Maximum Volume of a Package with Size Constraints
The delivery company restricts packages such that the sum of length and girth does not exceed 108 inches. To maximize the volume of a rectangular box with square ends under this constraint, define the variables as follows: let the length of the box be \(L\), and the side length of the square ends be \(x\). The girth around the square end is \(4x\), and the total sum is expressed as \(L + 2x = 108\). Our goal is to maximize the volume \(V = x^2 L\).

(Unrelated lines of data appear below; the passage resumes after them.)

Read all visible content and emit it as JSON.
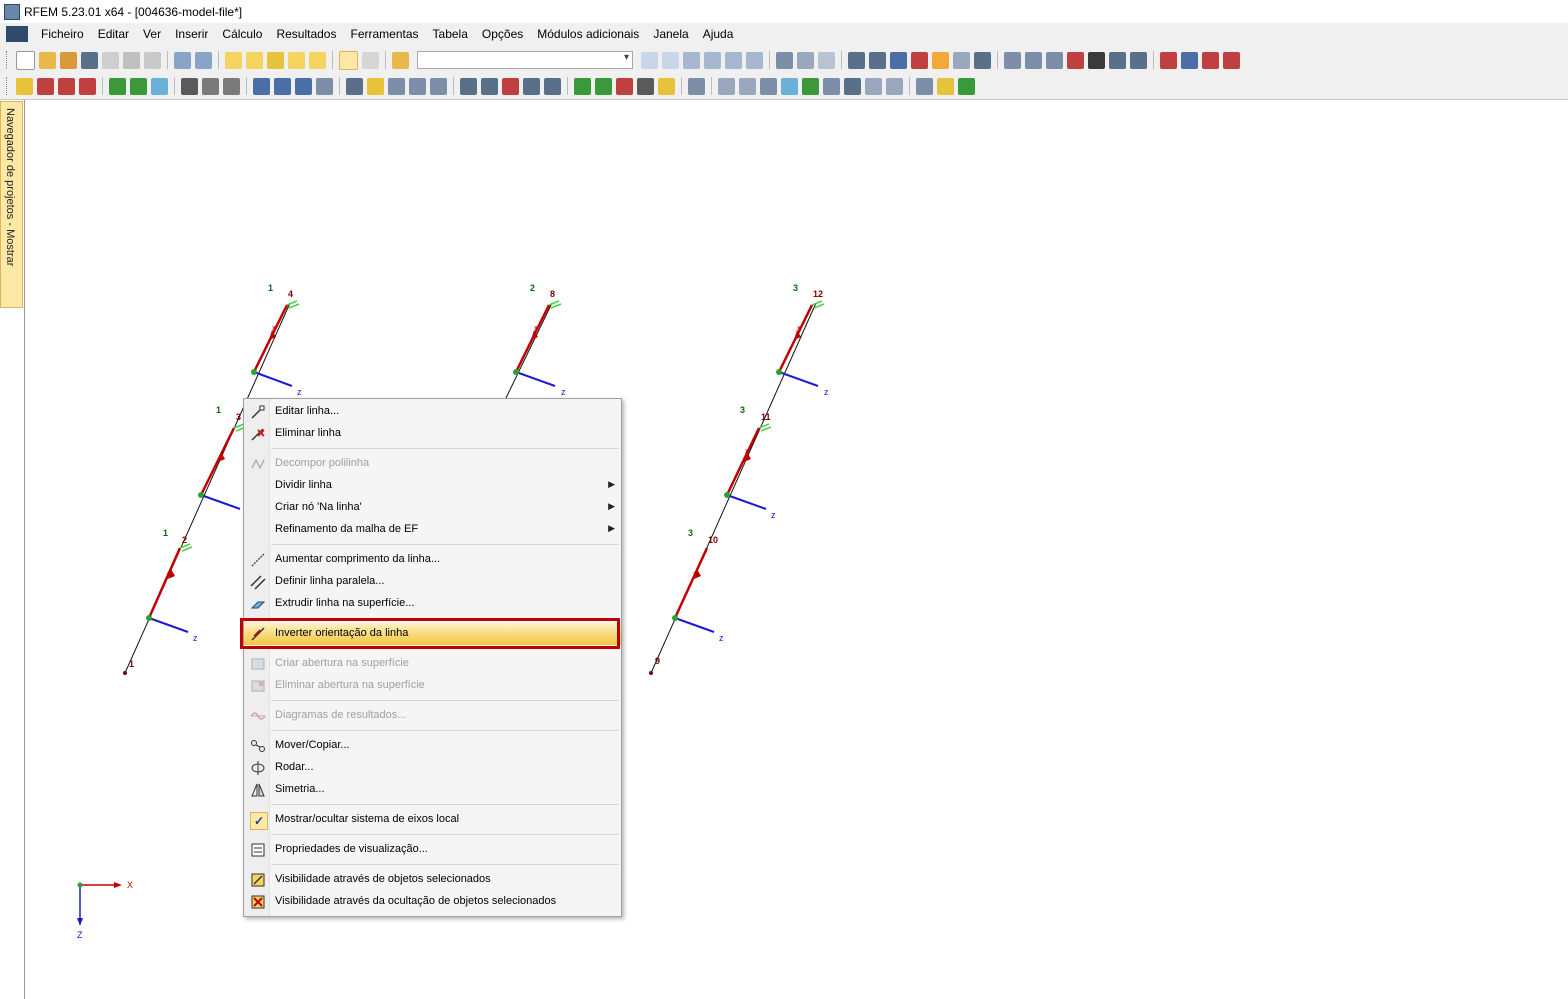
{
  "window": {
    "title": "RFEM 5.23.01 x64 - [004636-model-file*]",
    "app_icon": "rfem-app-icon"
  },
  "menubar": {
    "items": [
      "Ficheiro",
      "Editar",
      "Ver",
      "Inserir",
      "Cálculo",
      "Resultados",
      "Ferramentas",
      "Tabela",
      "Opções",
      "Módulos adicionais",
      "Janela",
      "Ajuda"
    ]
  },
  "toolbar": {
    "combo_value": ""
  },
  "navigator_tab": {
    "label": "Navegador de projetos - Mostrar"
  },
  "model": {
    "column1": {
      "member_labels": [
        "1",
        "1",
        "1"
      ],
      "node_labels": [
        "4",
        "3",
        "2",
        "1"
      ],
      "axis_labels": [
        "z",
        "z",
        "z"
      ],
      "x_labels": [
        "x",
        "x",
        "x"
      ]
    },
    "column2": {
      "member_labels": [
        "2"
      ],
      "node_labels": [
        "8"
      ],
      "axis_labels": [
        "z"
      ],
      "x_labels": [
        "x"
      ]
    },
    "column3": {
      "member_labels": [
        "3",
        "3",
        "3"
      ],
      "node_labels": [
        "12",
        "11",
        "10",
        "9"
      ],
      "axis_labels": [
        "z",
        "z",
        "z"
      ],
      "x_labels": [
        "x",
        "x",
        "x"
      ]
    },
    "global_axes": {
      "x": "X",
      "z": "Z"
    },
    "colors": {
      "member_red": "#c00000",
      "axis_blue": "#1a1ad0",
      "node_green": "#2aa32a",
      "member_label_green": "#0a6a0a",
      "node_label_red": "#7a0000"
    }
  },
  "context_menu": {
    "items": [
      {
        "label": "Editar linha...",
        "icon": "edit-line-icon",
        "enabled": true
      },
      {
        "label": "Eliminar linha",
        "icon": "delete-line-icon",
        "enabled": true
      },
      {
        "label": "Decompor polilinha",
        "icon": "decompose-polyline-icon",
        "enabled": false
      },
      {
        "label": "Dividir linha",
        "icon": "",
        "enabled": true,
        "submenu": true
      },
      {
        "label": "Criar nó 'Na linha'",
        "icon": "",
        "enabled": true,
        "submenu": true
      },
      {
        "label": "Refinamento da malha de EF",
        "icon": "",
        "enabled": true,
        "submenu": true
      },
      {
        "label": "Aumentar comprimento da linha...",
        "icon": "extend-line-icon",
        "enabled": true
      },
      {
        "label": "Definir linha paralela...",
        "icon": "parallel-line-icon",
        "enabled": true
      },
      {
        "label": "Extrudir linha na superfície...",
        "icon": "extrude-line-icon",
        "enabled": true
      },
      {
        "label": "Inverter orientação da linha",
        "icon": "reverse-orientation-icon",
        "enabled": true,
        "highlighted": true
      },
      {
        "label": "Criar abertura na superfície",
        "icon": "create-opening-icon",
        "enabled": false
      },
      {
        "label": "Eliminar abertura na superfície",
        "icon": "delete-opening-icon",
        "enabled": false
      },
      {
        "label": "Diagramas de resultados...",
        "icon": "result-diagrams-icon",
        "enabled": false
      },
      {
        "label": "Mover/Copiar...",
        "icon": "move-copy-icon",
        "enabled": true
      },
      {
        "label": "Rodar...",
        "icon": "rotate-icon",
        "enabled": true
      },
      {
        "label": "Simetria...",
        "icon": "mirror-icon",
        "enabled": true
      },
      {
        "label": "Mostrar/ocultar sistema de eixos local",
        "icon": "checkmark-icon",
        "enabled": true,
        "checked": true
      },
      {
        "label": "Propriedades de visualização...",
        "icon": "display-properties-icon",
        "enabled": true
      },
      {
        "label": "Visibilidade através de objetos selecionados",
        "icon": "visibility-selected-icon",
        "enabled": true
      },
      {
        "label": "Visibilidade através da ocultação de objetos selecionados",
        "icon": "visibility-hide-selected-icon",
        "enabled": true
      }
    ]
  }
}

Substituting \(L = 108 - 2x\) into the volume formula yields \(V = x^2 (108 - 2x)\). Differentiating with respect to \(x\): \(V' = 2x(108 - 2x) + x^2(-2)\). Simplified to \(V' = 216x - 6x^2\). Setting \(V' = 0\), we find \(216x - 6x^2 = 0 \Rightarrow x(216 - 6x) = 0\). The meaningful solution is \(x = 36\). Plugging back into \(L = 108 - 2x\) gives \(L = 36\). The maximum volume at these dimensions is \(V_{max} = 36^2 \times 36 = 46656 \text{ in}^3\).
Cost Optimization for an Enclosed Area
Given a rectangular area of 300 square feet to be enclosed, with fencing costs of $6 per foot for three sides and $15 per foot for the fourth side, the goal is to find the dimensions that minimize construction costs. Let the length be \(x\) and the width be \(y\). Then, the area constraint is \(xy = 300\). The cost function is \(C = 6(2x + y) + 15y\), combining the costs of fencing along the sides.

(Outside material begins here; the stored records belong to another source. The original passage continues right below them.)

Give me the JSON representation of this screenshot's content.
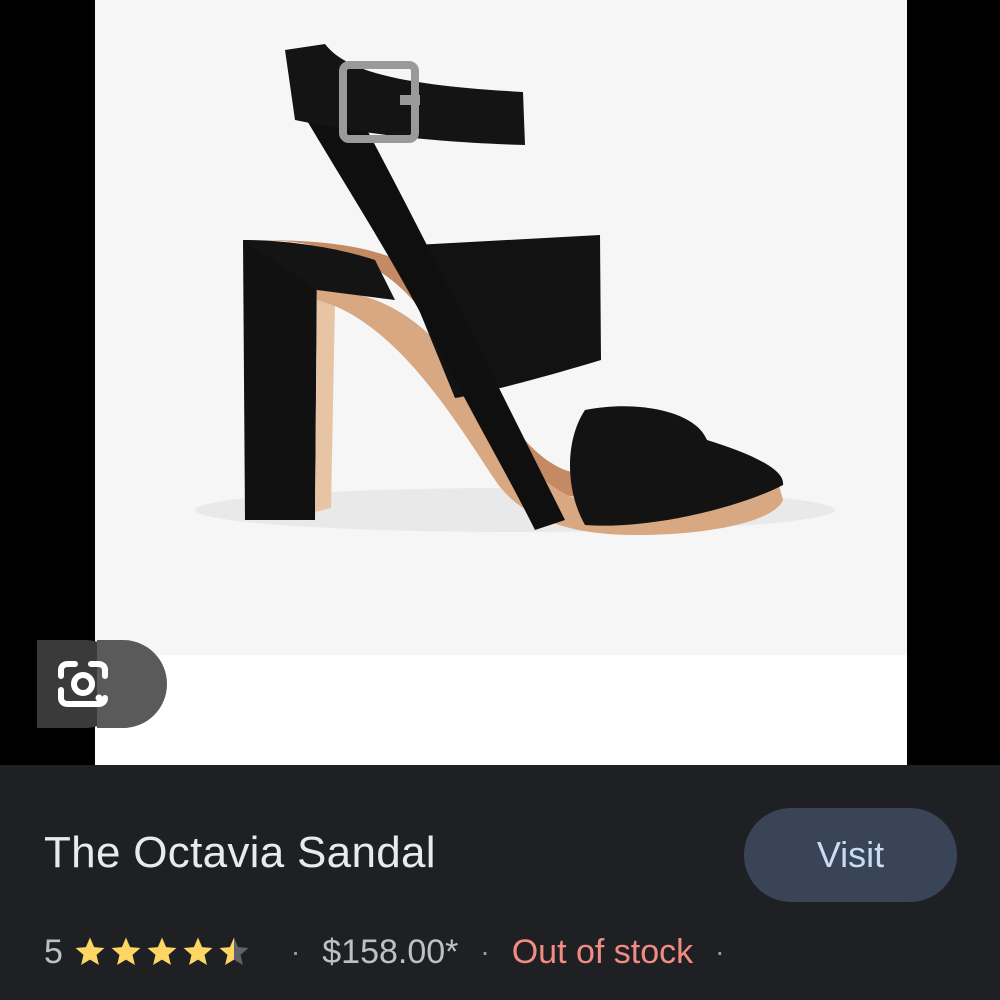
{
  "product": {
    "title": "The Octavia Sandal",
    "rating": "5",
    "rating_value": 4.5,
    "rating_max": 5,
    "price": "$158.00*",
    "stock_status": "Out of stock",
    "separator": "·"
  },
  "actions": {
    "visit_label": "Visit"
  },
  "icons": {
    "lens": "google-lens-icon",
    "star": "star-icon"
  },
  "colors": {
    "panel_bg": "#1f2024",
    "title": "#e8eaed",
    "visit_bg": "#394457",
    "visit_text": "#c8dcf5",
    "star": "#fdd663",
    "out_of_stock": "#f28b82"
  }
}
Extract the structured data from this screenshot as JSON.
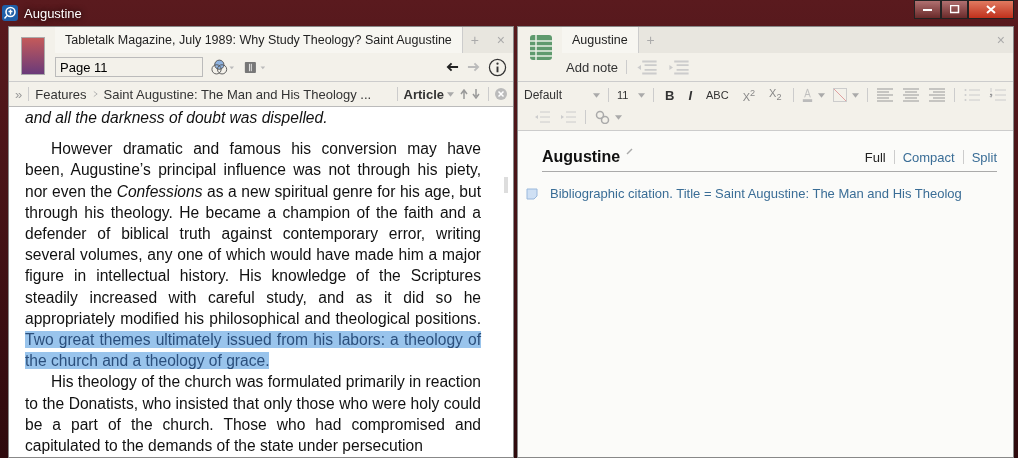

Express \(y = 300/x\) to substitute into the cost function: \(C(x) = 6(2x + 300/x) + 15(300/x)\). Simplify to \(C(x) = 12x + 6\cdot \frac{300}{x} + 15 \cdot \frac{300}{x}\). Combining the terms yields \(C(x) = 12x + \frac{(Label: 6 \times 300 + 15 \times 300)}{x} = 12x + \frac{(6 + 15) \times 300}{x} = 12x + \frac{21 \times 300}{x} = 12x + \frac{6300}{x}\).
Differentiate: \(C'(x) = 12 - \frac{6300}{x^2}\). Set \(C'(x) = 0\) to find critical points: \(12 = 6300 / x^2 \Rightarrow x^2 = 6300 / 12 = 525\). Thus, \(x = \sqrt{525} \approx 22.9\) feet; then \(y = 300 / x \approx 13.1\) feet. These dimensions minimize the total fencing cost.
Minimizing the Product of Two Numbers with a Difference of 30
To find two numbers differing by 30 with the smallest product, let \(x\) be the smaller number, then the larger is \(x + 30\). The product is given by \(P(x) = x(x + 30) = x^2 + 30x\). To minimize \(P(x)\), differentiate to obtain \(P'(x) = 2x + 30\). Setting this equal to zero yields \(2x + 30 = 0 \Rightarrow x = -15\). The other number is \(x + 30 = 15\). Thus, the two numbers are \(-15\) and \(15\), with a product of \(-225\), which is the minimal value (since the quadratic opens upward). In conclusion, the pair \(-15, 15\) minimizes the product under the given difference.
Calculating the Shortest Ladder Length to Reach Over a Fence
Given a 4-ft fence parallel to a wall, 4 ft away from it, the task is to find the shortest ladder length that can reach over the fence to the wall. Model the situation as a right triangle where the ladder makes contact with the ground at a point \(x\) feet from the base of the fence. The height of the ladder over the fence in the optimal path is minimized when the ladder just touches the top of the fence at some point \(x\).
Applying the principles of optimization, the shortest ladder length involves solving for the point where the line from the ground over the fence to the wall occurs with minimal length. This involves setting up the distance equations, differentiating, and solving for \(x\). The explicit expression yields an approximate length based on the configuration. Typically, through geometric or calculus-based approaches, this length is calculated to be approximately 6.4 ft.
Maximizing the Volume of an Open Box from a Rectangle
Construct an open box from a 6-inch by 18-inch piece of cardboard by cutting out squares of side \(x\) from each corner and folding the sides up. The dimensions of the base are \((18 - 2x)\) inches by \((6 - 2x)\), and the height is \(x\). The volume function: \(V(x) = (18 - 2x)(6 - 2x)(x)\).
Differentiate \(V(x)\) with respect to \(x\), set \(V'(x) = 0\), and solve for \(x\). This process reveals the critical point at approximately \(x = 1.5\) inches. The resulting maximum volume occurs at these dimensions: a width of \(18 - 2(1.5) = 15\) inches, a length of \(6 - 2(1.5) = 3\) inches, and the height of \(1.5\) inches.
Closest Point on a Line to a Given Point
Given the line \(4x + 5y + 1 = 0\) and the point \((4, 5)\), the closest point on the line to this point is found using perpendicular distance formulas. The point \((x, y)\) minimizes the distance squared to \((4, 5)\). Using the method of Lagrange multipliers or direct perpendicular projection, the closest point is calculated as \((x, y) \approx (-2, 3)\).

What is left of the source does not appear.